I hope your experince with DDM is better then mine was. They might have been a good company once... But man have they fallen. It took nearly two weeks to get my first kit for my 2012 Cruze Eco on a slow boat from china. I had problems from the start. One of the ballasts could not start the bulb, and one of the bulbs didn't retract on high/bright mode. Their customer service was beyond crappy. I answered the same questions multiple times with different reps. They ended up shipping me another ballast and two more bulbs. And when i get these part two weeks later... Both of the bulbs worked fine but the third ballast sucked just as bad as the first sucky one. Now they don't believe me and want me to send everything back at my expense so they can test the parts to verify my claims... Eeeeeek what a pain in the a!!.

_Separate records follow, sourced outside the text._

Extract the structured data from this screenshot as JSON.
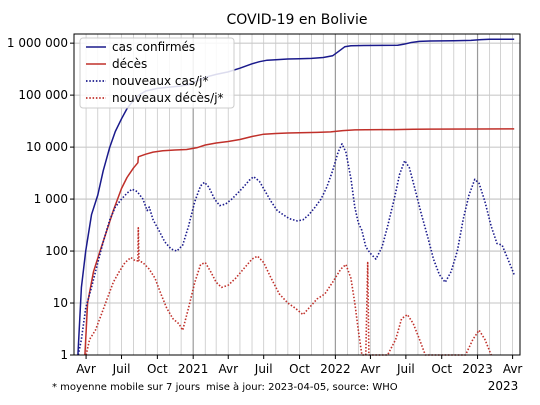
{
  "chart_data": {
    "type": "line",
    "title": "COVID-19 en Bolivie",
    "yscale": "log",
    "ylim": [
      1,
      1500000
    ],
    "xlim": [
      "2020-03-01",
      "2023-04-20"
    ],
    "grid": true,
    "legend_position": "top-left",
    "y_ticks": [
      {
        "value": 1,
        "label": "1"
      },
      {
        "value": 10,
        "label": "10"
      },
      {
        "value": 100,
        "label": "100"
      },
      {
        "value": 1000,
        "label": "1 000"
      },
      {
        "value": 10000,
        "label": "10 000"
      },
      {
        "value": 100000,
        "label": "100 000"
      },
      {
        "value": 1000000,
        "label": "1 000 000"
      }
    ],
    "x_ticks": [
      {
        "date": "2020-04-01",
        "label": "Avr"
      },
      {
        "date": "2020-07-01",
        "label": "Juil"
      },
      {
        "date": "2020-10-01",
        "label": "Oct"
      },
      {
        "date": "2021-01-01",
        "label": "2021"
      },
      {
        "date": "2021-04-01",
        "label": "Avr"
      },
      {
        "date": "2021-07-01",
        "label": "Juil"
      },
      {
        "date": "2021-10-01",
        "label": "Oct"
      },
      {
        "date": "2022-01-01",
        "label": "2022"
      },
      {
        "date": "2022-04-01",
        "label": "Avr"
      },
      {
        "date": "2022-07-01",
        "label": "Juil"
      },
      {
        "date": "2022-10-01",
        "label": "Oct"
      },
      {
        "date": "2023-01-01",
        "label": "2023"
      },
      {
        "date": "2023-04-01",
        "label": "Avr"
      }
    ],
    "x_subtitle": "2023",
    "series": [
      {
        "name": "cas confirmés",
        "color": "#1a1a8c",
        "style": "solid",
        "points": [
          [
            "2020-03-11",
            1
          ],
          [
            "2020-03-20",
            20
          ],
          [
            "2020-03-31",
            100
          ],
          [
            "2020-04-15",
            500
          ],
          [
            "2020-05-01",
            1200
          ],
          [
            "2020-05-15",
            3500
          ],
          [
            "2020-06-01",
            10000
          ],
          [
            "2020-06-15",
            20000
          ],
          [
            "2020-07-01",
            35000
          ],
          [
            "2020-07-15",
            55000
          ],
          [
            "2020-08-01",
            80000
          ],
          [
            "2020-08-15",
            100000
          ],
          [
            "2020-09-01",
            120000
          ],
          [
            "2020-10-01",
            135000
          ],
          [
            "2020-11-01",
            143000
          ],
          [
            "2020-12-01",
            150000
          ],
          [
            "2020-12-20",
            160000
          ],
          [
            "2021-01-10",
            185000
          ],
          [
            "2021-01-25",
            210000
          ],
          [
            "2021-02-10",
            230000
          ],
          [
            "2021-03-01",
            250000
          ],
          [
            "2021-04-01",
            280000
          ],
          [
            "2021-05-01",
            330000
          ],
          [
            "2021-06-01",
            400000
          ],
          [
            "2021-06-20",
            440000
          ],
          [
            "2021-07-10",
            470000
          ],
          [
            "2021-08-01",
            480000
          ],
          [
            "2021-09-01",
            495000
          ],
          [
            "2021-10-01",
            502000
          ],
          [
            "2021-11-01",
            510000
          ],
          [
            "2021-12-01",
            530000
          ],
          [
            "2021-12-25",
            570000
          ],
          [
            "2022-01-10",
            700000
          ],
          [
            "2022-01-25",
            850000
          ],
          [
            "2022-02-10",
            890000
          ],
          [
            "2022-03-15",
            900000
          ],
          [
            "2022-05-01",
            905000
          ],
          [
            "2022-06-10",
            910000
          ],
          [
            "2022-06-25",
            950000
          ],
          [
            "2022-07-15",
            1030000
          ],
          [
            "2022-08-05",
            1080000
          ],
          [
            "2022-09-01",
            1100000
          ],
          [
            "2022-11-01",
            1110000
          ],
          [
            "2022-12-15",
            1130000
          ],
          [
            "2023-01-10",
            1170000
          ],
          [
            "2023-02-01",
            1185000
          ],
          [
            "2023-04-05",
            1190000
          ]
        ]
      },
      {
        "name": "décès",
        "color": "#c0302a",
        "style": "solid",
        "points": [
          [
            "2020-03-29",
            1
          ],
          [
            "2020-04-05",
            10
          ],
          [
            "2020-04-20",
            40
          ],
          [
            "2020-05-05",
            90
          ],
          [
            "2020-05-20",
            200
          ],
          [
            "2020-06-10",
            600
          ],
          [
            "2020-07-01",
            1600
          ],
          [
            "2020-07-15",
            2600
          ],
          [
            "2020-08-01",
            4000
          ],
          [
            "2020-08-12",
            5000
          ],
          [
            "2020-08-13",
            6500
          ],
          [
            "2020-09-01",
            7300
          ],
          [
            "2020-09-20",
            8000
          ],
          [
            "2020-10-15",
            8500
          ],
          [
            "2020-11-15",
            8800
          ],
          [
            "2020-12-15",
            9000
          ],
          [
            "2021-01-10",
            9700
          ],
          [
            "2021-02-01",
            11000
          ],
          [
            "2021-03-01",
            12000
          ],
          [
            "2021-04-01",
            12800
          ],
          [
            "2021-05-01",
            14000
          ],
          [
            "2021-06-01",
            16000
          ],
          [
            "2021-07-01",
            17700
          ],
          [
            "2021-08-01",
            18300
          ],
          [
            "2021-09-01",
            18700
          ],
          [
            "2021-10-01",
            18900
          ],
          [
            "2021-11-15",
            19200
          ],
          [
            "2021-12-20",
            19600
          ],
          [
            "2022-01-20",
            20800
          ],
          [
            "2022-02-20",
            21400
          ],
          [
            "2022-03-20",
            21600
          ],
          [
            "2022-06-01",
            21700
          ],
          [
            "2022-07-20",
            22000
          ],
          [
            "2022-09-01",
            22200
          ],
          [
            "2023-01-01",
            22300
          ],
          [
            "2023-04-05",
            22350
          ]
        ]
      },
      {
        "name": "nouveaux cas/j*",
        "color": "#1a1a8c",
        "style": "dotted",
        "points": [
          [
            "2020-03-12",
            1
          ],
          [
            "2020-03-20",
            2
          ],
          [
            "2020-03-31",
            8
          ],
          [
            "2020-04-15",
            20
          ],
          [
            "2020-05-01",
            60
          ],
          [
            "2020-05-15",
            150
          ],
          [
            "2020-06-01",
            400
          ],
          [
            "2020-06-15",
            700
          ],
          [
            "2020-07-01",
            1000
          ],
          [
            "2020-07-15",
            1300
          ],
          [
            "2020-07-28",
            1550
          ],
          [
            "2020-08-10",
            1400
          ],
          [
            "2020-08-25",
            1000
          ],
          [
            "2020-09-05",
            600
          ],
          [
            "2020-09-10",
            700
          ],
          [
            "2020-09-20",
            400
          ],
          [
            "2020-10-05",
            250
          ],
          [
            "2020-10-20",
            150
          ],
          [
            "2020-11-05",
            110
          ],
          [
            "2020-11-20",
            100
          ],
          [
            "2020-12-05",
            130
          ],
          [
            "2020-12-20",
            300
          ],
          [
            "2021-01-05",
            900
          ],
          [
            "2021-01-20",
            1800
          ],
          [
            "2021-01-30",
            2100
          ],
          [
            "2021-02-10",
            1700
          ],
          [
            "2021-02-25",
            1000
          ],
          [
            "2021-03-10",
            750
          ],
          [
            "2021-03-25",
            800
          ],
          [
            "2021-04-10",
            1000
          ],
          [
            "2021-04-25",
            1300
          ],
          [
            "2021-05-10",
            1700
          ],
          [
            "2021-05-25",
            2300
          ],
          [
            "2021-06-05",
            2700
          ],
          [
            "2021-06-20",
            2200
          ],
          [
            "2021-07-05",
            1400
          ],
          [
            "2021-07-20",
            900
          ],
          [
            "2021-08-05",
            600
          ],
          [
            "2021-08-20",
            500
          ],
          [
            "2021-09-05",
            420
          ],
          [
            "2021-09-25",
            380
          ],
          [
            "2021-10-10",
            400
          ],
          [
            "2021-10-25",
            500
          ],
          [
            "2021-11-10",
            700
          ],
          [
            "2021-11-25",
            1000
          ],
          [
            "2021-12-10",
            1700
          ],
          [
            "2021-12-25",
            3500
          ],
          [
            "2022-01-08",
            8000
          ],
          [
            "2022-01-18",
            11500
          ],
          [
            "2022-01-28",
            8000
          ],
          [
            "2022-02-10",
            2500
          ],
          [
            "2022-02-20",
            700
          ],
          [
            "2022-03-01",
            350
          ],
          [
            "2022-03-10",
            250
          ],
          [
            "2022-03-20",
            120
          ],
          [
            "2022-04-01",
            90
          ],
          [
            "2022-04-15",
            70
          ],
          [
            "2022-05-01",
            120
          ],
          [
            "2022-05-15",
            300
          ],
          [
            "2022-06-01",
            1000
          ],
          [
            "2022-06-15",
            3000
          ],
          [
            "2022-06-28",
            5500
          ],
          [
            "2022-07-10",
            4000
          ],
          [
            "2022-07-25",
            1500
          ],
          [
            "2022-08-10",
            500
          ],
          [
            "2022-08-25",
            200
          ],
          [
            "2022-09-10",
            70
          ],
          [
            "2022-09-25",
            35
          ],
          [
            "2022-10-10",
            25
          ],
          [
            "2022-10-25",
            40
          ],
          [
            "2022-11-10",
            100
          ],
          [
            "2022-11-25",
            400
          ],
          [
            "2022-12-10",
            1200
          ],
          [
            "2022-12-25",
            2400
          ],
          [
            "2023-01-05",
            2000
          ],
          [
            "2023-01-20",
            900
          ],
          [
            "2023-02-05",
            300
          ],
          [
            "2023-02-20",
            140
          ],
          [
            "2023-03-05",
            130
          ],
          [
            "2023-03-20",
            70
          ],
          [
            "2023-04-05",
            35
          ]
        ]
      },
      {
        "name": "nouveaux décès/j*",
        "color": "#c0302a",
        "style": "dotted",
        "points": [
          [
            "2020-04-01",
            1
          ],
          [
            "2020-04-10",
            2
          ],
          [
            "2020-04-25",
            3
          ],
          [
            "2020-05-10",
            6
          ],
          [
            "2020-05-25",
            12
          ],
          [
            "2020-06-10",
            25
          ],
          [
            "2020-06-25",
            40
          ],
          [
            "2020-07-10",
            60
          ],
          [
            "2020-07-25",
            75
          ],
          [
            "2020-08-05",
            65
          ],
          [
            "2020-08-12",
            65
          ],
          [
            "2020-08-13",
            280
          ],
          [
            "2020-08-15",
            65
          ],
          [
            "2020-08-25",
            60
          ],
          [
            "2020-09-10",
            45
          ],
          [
            "2020-09-25",
            30
          ],
          [
            "2020-10-10",
            15
          ],
          [
            "2020-10-25",
            8
          ],
          [
            "2020-11-10",
            5
          ],
          [
            "2020-11-25",
            4
          ],
          [
            "2020-12-05",
            3
          ],
          [
            "2020-12-20",
            8
          ],
          [
            "2021-01-05",
            25
          ],
          [
            "2021-01-20",
            55
          ],
          [
            "2021-02-01",
            60
          ],
          [
            "2021-02-15",
            40
          ],
          [
            "2021-03-01",
            25
          ],
          [
            "2021-03-15",
            20
          ],
          [
            "2021-04-01",
            22
          ],
          [
            "2021-04-20",
            30
          ],
          [
            "2021-05-10",
            45
          ],
          [
            "2021-06-01",
            70
          ],
          [
            "2021-06-15",
            80
          ],
          [
            "2021-07-01",
            60
          ],
          [
            "2021-07-20",
            30
          ],
          [
            "2021-08-10",
            15
          ],
          [
            "2021-09-01",
            10
          ],
          [
            "2021-09-20",
            8
          ],
          [
            "2021-10-10",
            6
          ],
          [
            "2021-10-25",
            8
          ],
          [
            "2021-11-15",
            12
          ],
          [
            "2021-12-05",
            15
          ],
          [
            "2021-12-25",
            25
          ],
          [
            "2022-01-15",
            45
          ],
          [
            "2022-01-28",
            55
          ],
          [
            "2022-02-10",
            30
          ],
          [
            "2022-02-20",
            10
          ],
          [
            "2022-03-01",
            3
          ],
          [
            "2022-03-10",
            1
          ],
          [
            "2022-03-20",
            1
          ],
          [
            "2022-03-25",
            60
          ],
          [
            "2022-03-28",
            1
          ],
          [
            "2022-04-20",
            1
          ],
          [
            "2022-05-15",
            1
          ],
          [
            "2022-06-05",
            2
          ],
          [
            "2022-06-20",
            5
          ],
          [
            "2022-07-05",
            6
          ],
          [
            "2022-07-20",
            4
          ],
          [
            "2022-08-05",
            2
          ],
          [
            "2022-08-20",
            1
          ],
          [
            "2022-12-01",
            1
          ],
          [
            "2022-12-20",
            2
          ],
          [
            "2023-01-05",
            3
          ],
          [
            "2023-01-20",
            2
          ],
          [
            "2023-02-05",
            1
          ]
        ]
      }
    ]
  },
  "footnote": {
    "left": "* moyenne mobile sur 7 jours",
    "right": "mise à jour: 2023-04-05, source: WHO"
  }
}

Don't buy anything from these guys. One of the worst companies I have dealt with in years.


----------



## Beachpil0t (Jan 6, 2012)

What bulb type did you get from DDM for the cruze?


----------



## maven (Feb 27, 2011)

DDM sucks big time these days, I have a box full of their crap ballasts and bulbs, thier customer service is horrible, and drop shipping **** from China is epic fail :lol:

The glare isnt the worst ive ever seen but its still pretty bad. You just cant make an HID lamp work in a halogen reflector, its simple physics.


----------



## CruzeLTZ-RS (Jul 23, 2011)

I run 6k HID's from retro solutions. I adjusted my cut off to the recommended height at 25 feet. Haven't been brighted once.


----------



## Rcote99 (Feb 13, 2012)

Where did you purchase the HID conversion kit from and how much was it? I am looking at a HID kit from carid.com and was unsure if I should go this route or just purchase some plug and play bulbs. Also, was the install difficult? I have some tech skills and a roomate that is a mechanic, so I think I could manage but on a scale of 1-10 with 10 being the hardest how was the install?


----------



## Horizon314 (Feb 10, 2012)

I was looking at a H.I.D kit from vvme.com thats where I have gotten all of my other kits. Also do you really recommend a relay harness? I was just going to leave my running lights on all time once i get my new headlights or just turn off the automatic lights..............every time I get in the car. Also I havent looked to in depth on the headlights but is there a cap to the headlights that you will have to drill a small hole in to feed the wires from the ballasts or do they just clip in and your done with no cover? Any help would be great as once I get my new headlights with projectors im going to be picking up and H.I.D kit.

Thanks,
Matt


----------